70 Crew Cab Special
I've had a 1970 Camper Special Crew Cab for 19 years (some parts are 1969 {bendix steering unit} and the truck was first was registered in 1971. Bought it back in 1986, with one son 3 years old and as turned out one daughter (born a couple of weeks later) in mind for weekends away camping.
Travelled many miles (Km's up here in Canada) with a 11.5ft camper, tricked out with air, microwave, TV etc back in the eighties
After a cross continent trip (Alberta Canada down to Yellowstone park, across to Chicago {met some real nice chop shop guys when the electrics broke }, on to Detroit and up to Toronto and Montreal, then back down through the States back to North Dakota for a fishing trip) the clutch blew to pieces just as we turned into our street.
Done a number of trips down to the Black Rock desert in Navada for land speed records (Thrust - Brits I'm afraid) and many camp outs in the Canadian Rocky mountains.
The motor is a 360 four on the floor (same two barrel Holley carb as found on the UHaul trucks). I had it rebuilt ready for Propane, but never converted it (maybe soon with the $ of gas), best after market additions were headers and cuise control.
The thing pulls like it could climb a vertical wall, and gets the same mileage if it is empty or loaded past legal
. 3660kg (x by 2.2 for lbs) with empty tanks (three, two side and one behind the seat) and camper loaded.My son (now 21) and I have been rebuilding the body and interior from the rails up for the last 14 months (three / four months break, once for a case of gout, did it hert or what , and another couple because you just can't work every weekend on your truck {a bit of wife trouble})

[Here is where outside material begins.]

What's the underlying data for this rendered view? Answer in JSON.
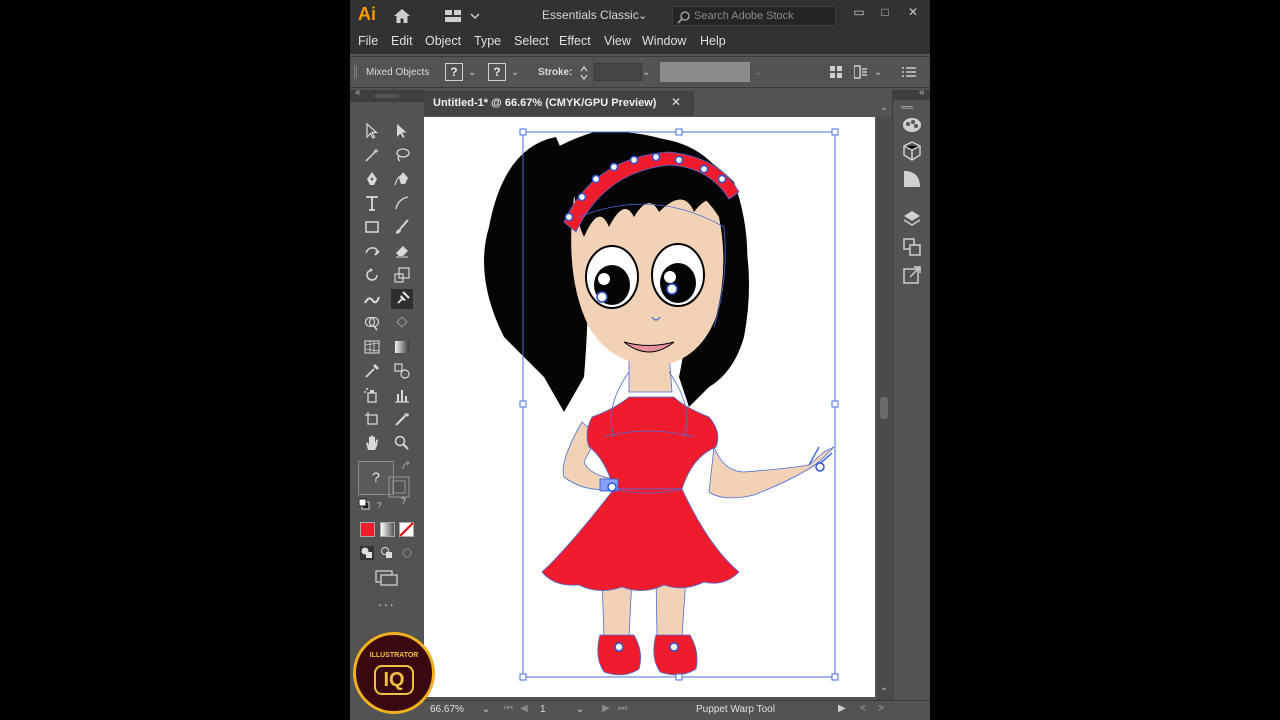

All rust has been cut out, Taiwan sheet metal (fenders, cab corners, door bottoms and front cab mounts), plus an 8 x 4 sheet of steel nearly used up. Had roof corner rotted out, inner front fenders and radiator support panel needed many many patch plates. All panels have been coated with red oxide and tremclad before an asphalt spray coat, so we hope it last for many many years to come.
Just the side panels on the box have taken <150 hours of welding, bondo and our patented method of rust protection. That is, buy 2 sheets of 8 x 4 x ~1/16thk black ABS plastic sheet ($17 a sheet from GE) and build fender and side panel plastic inner liners, held in place by a couple of self tap screws and sealed with good quality silicon caulking to the body panels.
Our truck colour WAS ****ty Beige with off white front and rear bench seats and door panels with black carpet. Bought some 1986 Grand Marquee (leather) front seats and a set of 1986 Crown Vic front seats for the back, mounted on home built frame rails c/w large amp and 9" base speaker, 10 CD Sony changer and matching Sony radio.
Colour scheme, Matt black metal interior surfaces, new foam backed head liner, moulded carpet and seats in maroon. Door panels, pulls, visors etc. dyed to match by a local custom car outfit for a really good price because we were building the truck ourselves. I bought a lot of vinal and foam, doing padded kick panels, door bottoms, vert panel between doors, and the step well into the rear door openings.
After so many man hours I'm still holding back on spraying the outside ourselves, going to have a metalic red, should look Sweet
(plucking up courage, don't want to spoil it) once the bondo and body prep is finished.Greetings from Canada - Dave M.
I had a 1972 Camper special, Explorer Special,
The Explorer special factory options on my truck were,
Power steering
power brakes
Leather/vinal door panels with chrome inserts
cloth/vinal seat
Factory air/conditioning
two tone
standard chrome package, with Ranger xlt full Tailgate chrome, non woodgrain.
Explorer badges.
The Camper Special options were
4 barrel 390 v8 with cruiseomatic
Camper wiring and altenator
Duel Battery
Super Cooling
camper special tool stowage box
anti sway bars
A very cool truck, could haul a ton at 100 mph, got 15mpg if you kept your foot out of it. Wish I still had it.